If you get any reading other than 'open' on the first 3 tests, the transistor is defective. If the readings on the last test is below approximately 0.4 volts, the transistor is likely defective. If it reads around 0.3 volts or lower, the FET is definitely defective. The transistor is bad in both of these examples. It shows that the drain and source are shorted together.


Checking Bipolar Junction Transistors

This type of transistor is used throughout all types of electronic equipment. To check PNP transistors, reverse the positions of the red and black leads.

This is a close approximation of the junctions in both NPN and PNP bipolar transistor. I included it to help you to remember how/why the following tests are done.

NPN bipolar approximation PNP bipolar approximation


This is the pin out configuration of a TO-3 transistor.

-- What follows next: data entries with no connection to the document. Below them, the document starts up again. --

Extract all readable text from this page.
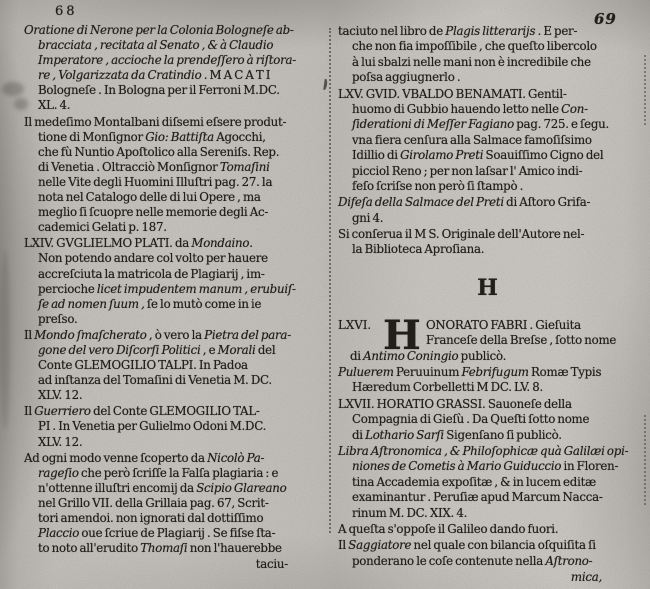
68	69
Oratione di Nerone per la Colonia Bologneſe ab-
bracciata , recitata al Senato , & à Claudio
Imperatore , accioche la prendeſſero à riſtora-
re , Volgarizzata da Cratindio . M A C A T I
Bologneſe . In Bologna per il Ferroni M.DC.
XL. 4.
Il medeſimo Montalbani diſsemi eſsere produt-
tione di Monſignor Gio: Battiſta Agocchi,
che fù Nuntio Apoſtolico alla Sereniſs. Rep.
di Venetia . Oltracciò Monſignor Tomaſini
nelle Vite degli Huomini Illuſtri pag. 27. la
nota nel Catalogo delle di lui Opere , ma
meglio ſi ſcuopre nelle memorie degli Ac-
cademici Gelati p. 187.
LXIV. GVGLIELMO PLATI. da Mondaino.
Non potendo andare col volto per hauere
accreſciuta la matricola de Plagiarij , im-
percioche licet impudentem manum , erubuiſ-
ſe ad nomen ſuum , ſe lo mutò come in ie
preſso.
Il Mondo ſmaſcherato , ò vero la Pietra del para-
gone del vero Diſcorſi Politici , e Morali del
Conte GLEMOGILIO TALPI. In Padoa
ad inſtanza del Tomaſini di Venetia M. DC.
XLV. 12.
Il Guerriero del Conte GLEMOGILIO TAL-
PI . In Venetia per Gulielmo Odoni M.DC.
XLV. 12.
Ad ogni modo venne ſcoperto da Nicolò Pa-
rageſio che però ſcriſſe la Falſa plagiaria : e
n'ottenne illuſtri encomij da Scipio Glareano
nel Grillo VII. della Grillaia pag. 67, Scrit-
tori amendoi. non ignorati dal dottiſſimo
Placcio oue ſcriue de Plagiarij . Se fiſse ſta-
to noto all'erudito Thomaſi non l'hauerebbe
taciu-
taciuto nel libro de Plagis litterarijs . E per-
che non fia impoſſibile , che queſto libercolo
à lui sbalzi nelle mani non è incredibile che
poſsa aggiugnerlo .
LXV. GVID. VBALDO BENAMATI. Gentil-
huomo di Gubbio hauendo letto nelle Con-
ſiderationi di Meſſer Fagiano pag. 725. e ſegu.
vna fiera cenſura alla Salmace famoſiſsimo
Idillio di Girolamo Preti Soauiſſimo Cigno del
picciol Reno ; per non laſsar l' Amico indi-
feſo ſcriſse non però ſi ſtampò .
Difeſa della Salmace del Preti di Aſtoro Grifa-
gni 4.
Si conſerua il M S. Originale dell'Autore nel-
la Biblioteca Aproſiana.
H
LXVI. H ONORATO FABRI . Gieſuita
Franceſe della Breſse , ſotto nome
di Antimo Coningio publicò.
Puluerem Peruuinum Febrifugum Romæ Typis
Hæredum Corbelletti M DC. LV. 8.
LXVII. HORATIO GRASSI. Sauoneſe della
Compagnia di Gieſù . Da Queſti ſotto nome
di Lothario Sarſi Sigenſano ſi publicò.
Libra Aſtronomica , & Philoſophicæ quà Galilæi opi-
niones de Cometis à Mario Guiduccio in Floren-
tina Accademia expoſitæ , & in lucem editæ
examinantur . Peruſiæ apud Marcum Nacca-
rinum M. DC. XIX. 4.
A queſta s'oppoſe il Galileo dando fuori.
Il Saggiatore nel quale con bilancia oſquiſita ſi
ponderano le coſe contenute nella Aſtrono-
mica,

The test procedure is the same as the bipolar transistor in the next diagram. Take note of the pins labeled on the diagram for the TO-220 case transistor.

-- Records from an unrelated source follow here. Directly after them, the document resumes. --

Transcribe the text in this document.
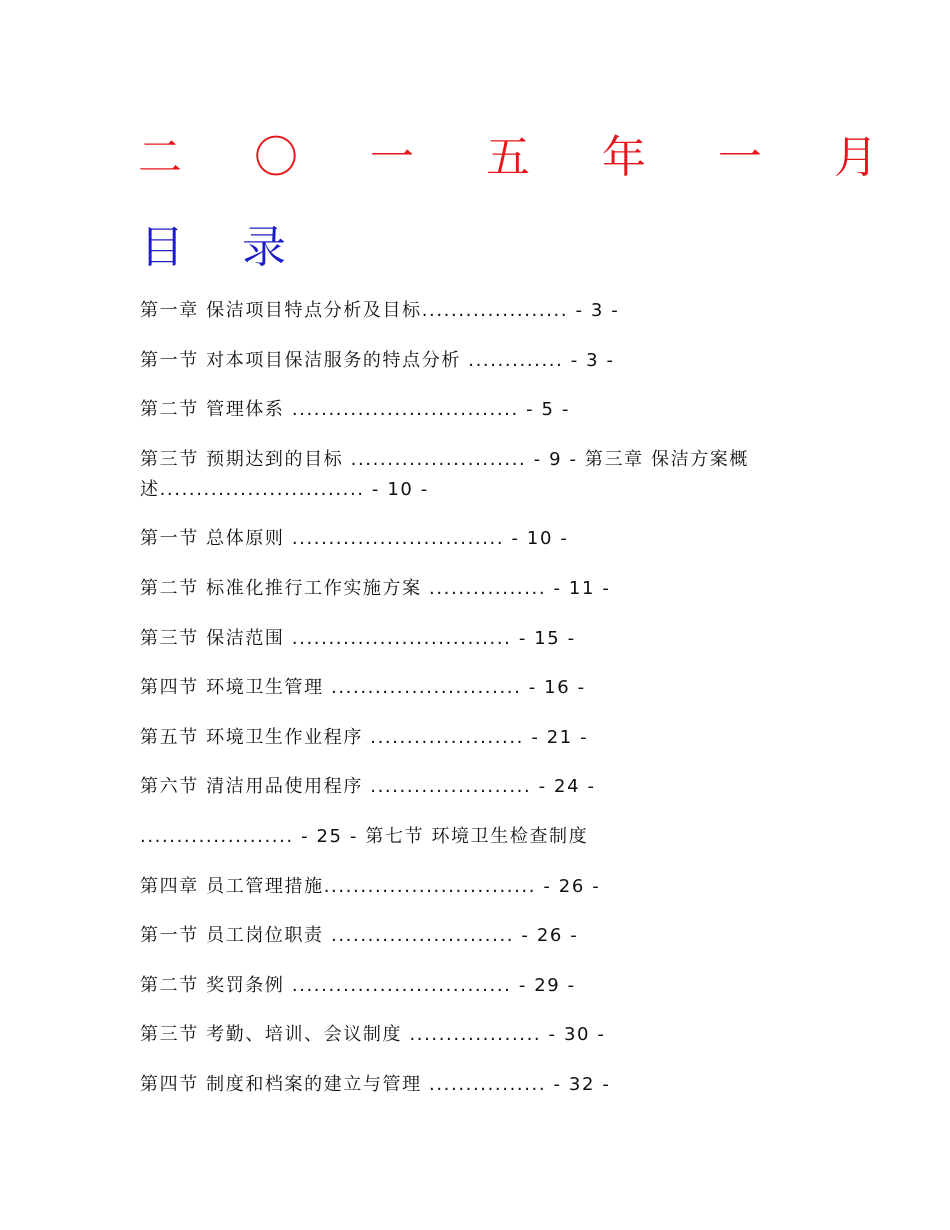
二 〇 一 五 年 一 月
目 录
第一章 保洁项目特点分析及目标.................... - 3 -
第一节 对本项目保洁服务的特点分析 ............. - 3 -
第二节 管理体系 ............................... - 5 -
第三节 预期达到的目标 ........................ - 9 - 第三章 保洁方案概述............................ - 10 -
第一节 总体原则 ............................. - 10 -
第二节 标准化推行工作实施方案 ................ - 11 -
第三节 保洁范围 .............................. - 15 -
第四节 环境卫生管理 .......................... - 16 -
第五节 环境卫生作业程序 ..................... - 21 -
第六节 清洁用品使用程序 ...................... - 24 -
..................... - 25 - 第七节 环境卫生检查制度
第四章 员工管理措施............................. - 26 -
第一节 员工岗位职责 ......................... - 26 -
第二节 奖罚条例 .............................. - 29 -
第三节 考勤、培训、会议制度 .................. - 30 -
第四节 制度和档案的建立与管理 ................ - 32 -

TO-3 transistor (bottom view)

In this diagram, the volt meter applies a small voltage to the transistor's junctions. With the leads in this position, the junctions are forward biased. The reading should be between 0.5 and 0.7 volts. Readings outside this range are likely defective.

Checking junctions with forward bias voltage


In this diagram, the junctions are being checked with reverse bias. No current should flow through the transistor's junctions with the leads in this position. The meter reading should be the same as it would read with open leads.

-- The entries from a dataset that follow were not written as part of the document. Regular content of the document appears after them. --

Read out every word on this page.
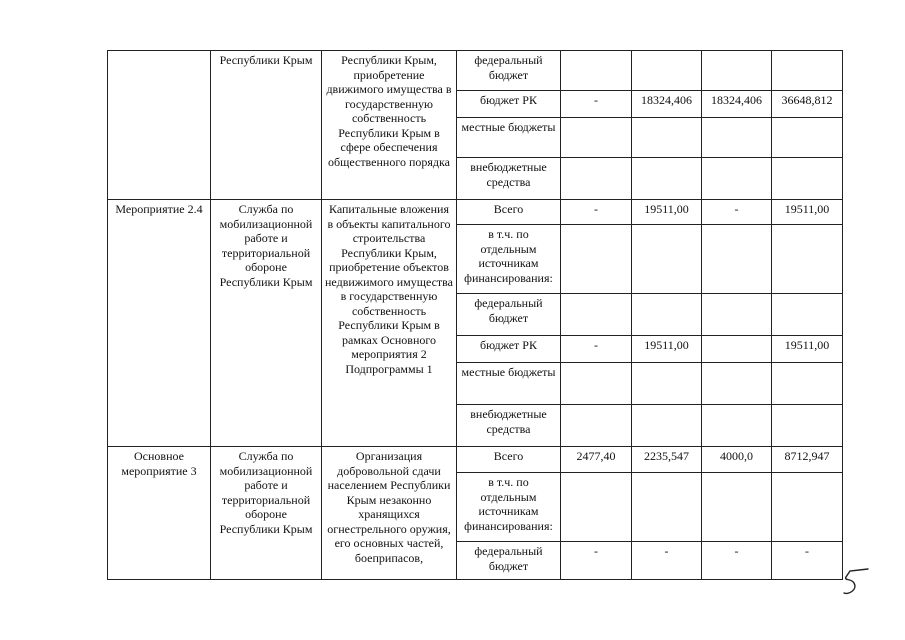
	Республики Крым	Республики Крым, приобретение движимого имущества в государственную собственность Республики Крым в сфере обеспечения общественного порядка	федеральный бюджет				
			бюджет РК	-	18324,406	18324,406	36648,812
			местные бюджеты				
			внебюджетные средства				
Мероприятие 2.4	Служба по мобилизационной работе и территориальной обороне Республики Крым	Капитальные вложения в объекты капитального строительства Республики Крым, приобретение объектов недвижимого имущества в государственную собственность Республики Крым в рамках Основного мероприятия 2 Подпрограммы 1	Всего	-	19511,00	-	19511,00
			в т.ч. по отдельным источникам финансирования:				
			федеральный бюджет				
			бюджет РК	-	19511,00		19511,00
			местные бюджеты				
			внебюджетные средства				
Основное мероприятие 3	Служба по мобилизационной работе и территориальной обороне Республики Крым	Организация добровольной сдачи населением Республики Крым незаконно хранящихся огнестрельного оружия, его основных частей, боеприпасов,	Всего	2477,40	2235,547	4000,0	8712,947
			в т.ч. по отдельным источникам финансирования:				
			федеральный бюджет	-	-	-	-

Checking junctions with forward bias voltage


Both of these connections should also read as open. any other readings indicate defective transistors. The only exception will be with darlington transistors.

Checking for leakage between the collector and emitter


Checking Dual Diodes/Rectifiers

These first 2 diagram show how to check the dual positive rectifiers (diodes) and the associated meter readings. The windings of the transformer would go to the two outside legs and the center terminal would go to the positive rail capacitor.

Forward Bias

Reverse Bias


The next 2 diagram show how to check the dual negative rectifiers (diodes) and the associated meter readings. The windings of the transformer would go to the two outside legs and the center terminal would go to the negative rail capacitor.

Forward Bias

Reverse Bias


  • Notes:
  • If any combinations of meter leads to component terminals on any of the aforementioned devices reads less than 0.2 volts with the meter on diode-check and the component out of the circuit, the device is likely defective. There should be no connections on any of the devices that will cause the meter to read 0.00 while on diode check. The only exception will be the rectifiers. The outside legs of the dual rectifiers will typically be directly connected through the transformer windings. This will make it appear to be a dead short but you're simply reading the secondary windings on the transformer which have very low resistance.
  • Remember to test the FETs in the proper order.
  • All of the devices must be removed from the circuit to have definitive test results but it's generally possible to find components with an internal dead short while the component is still in the circuit. Many times, there are multiple, parallel-connected components. When one of these components fails, it often makes the ones in parallel with it appear to be shorted also. When this happens, you have to remove all of the ones that appear shorted to find the one that's actually shorted. If these are output transistors, you can sometimes reinstall the good transistors to see if there are other faults. When one of a parallel group of transistors has failed, you have to replace the failed one and all that were connected in parallel with it with matching transistors. You don't have to do any testing to match transistors. Simply having them from the same production group (will have the same production code etched into the faces of the transistors) is close enough for virtually every circuit.